To illuminate the nexus of contracting firms that surround the high-speed rail authority, CARRD activists began compiling a list of all the firms that work on planning for the bullet trains. They used publicly available records and came up with an estimate of at least 130 firms.
Wall’s response when I asked how many firms fell under the high-speed umbrella exemplifies the fear that Alexis and CARRD hold — that private firms are running amok with taxpayer dollars.
“There is a regional consultant (architecture and engineering) contract for each of the segments of the project,” Wall e-mailed when I asked for the number of contractors. “There are also contracts for legal services, financial consulting, visual simulations, and outreach. Note that the Authority manages its direct contracts — subcontracts are between the contractor and its sub, not the Authority.”
Translation: the high-speed rail authority has no idea how many firms are currently doing work on the project (click here for an August CalWatchdog story on how the rail authority couldn’t identify how many workers its contractors employed).
This is not an academic distinction. On Oct. 27, state Inspector General Laura Chick reported that while the rail authority management “has made significant progress in implementing changes and improvements in a very short period of time,” the authority “continues to lack written policies and procedures for day-to-day activities such as contract administration, information security, and fiscal and human resources administration.”
For clarification, I went to Alexis.
“There are 20 different Environmental Impact Report contractors,” she said. “They hire each other as sub-contractors, too.”
The New York-based engineering firm STV is a good example of these relationships. STV is the prime contractor for the Los Angeles to Anaheim rail segment, as well as a subcontractor on the Los Angeles-to-Palmdale and Palmdale-to-Fresno segments, according to data compiled by CARRD.
What’s more, many of the high-speed rail authority’s contractors donated considerable sums of money to the campaign to pass Proposition 1A, the $9.95 billion bullet train bond measure voters passed in 2008:
AECOM: $25,000
ARUP: $40,000
Hatch Mott MacDonald: $10,000
HNTB: $60,000
Infrastructure Management Group: $5,000
Parsons: $30,000
Parsons Brinckerhoff: $45,000
STV: $45,000
URS: $40,000
As noted above, Infrastructure Management Group was hired in late 2006 (nearly two years before the Prop 1A campaign) to work as the authority’s financial planner. The authority hired Parsons Brinckerhoff that same year to run the entire “program management team” that oversees the entire effort. ARUP, Hatch Mott MacDonald and URS are all part of a joint venture formed in 2006 that acts as the prime contractor for the Los Angeles to Palmdale and Palmdale to Fresno segments. Also in 2006, HNTB began work as the prime contractor on the San Diego to Anaheim run. AECOM came aboard in 2008 as part of a joint venture with DMJM Harris to plan the Altamont Corridor segment. That same year, Parsons started work on the Pacheco Pass segment.

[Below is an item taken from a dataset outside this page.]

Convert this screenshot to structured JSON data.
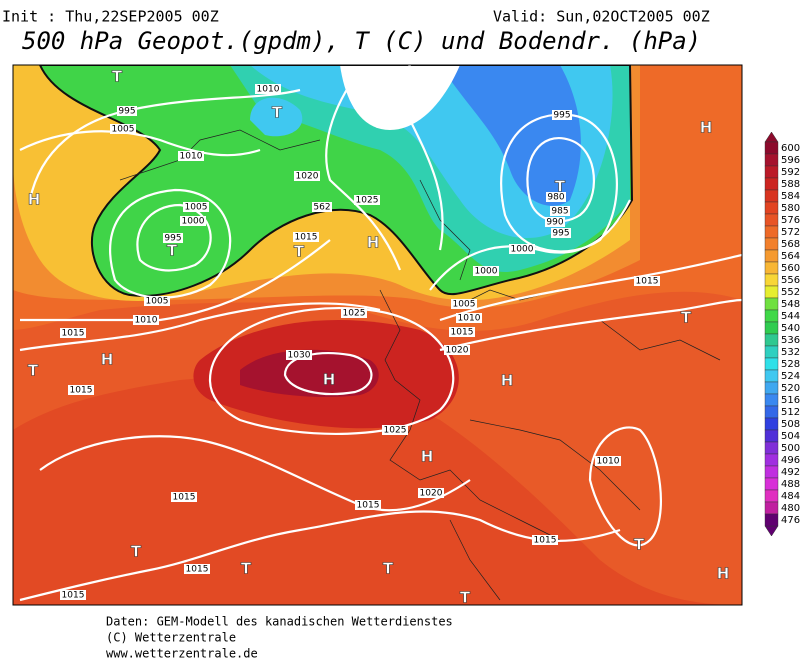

For its part, the high-speed rail authority insists that it needs contractors like these because it lacks the required experience to do a project of this size – “one of the largest public works undertakings in the history of California,” according to the Price Waterhouse Coopers RFP – and needs to get help.
“The implementation of a statewide HST system is a significant undertaking that requires expert consultant assistance to serve as advisers, managers and extensions to Authority staff,” states the authority’s financial consultant RFP. “The complexity of the overall task suggests that the Authority would be best off with a team of experts in finance, institutional constraints and opportunities, constitutional or statutory restrictions and opportunities, and economic impact analysis.”
For Alexis and CARRD, though, language such as this masks a much greater problem. “In Europe, the costs of doing high-speed rail systems are one third of what it costs here,” Alexis said. “It’s embarrassing.”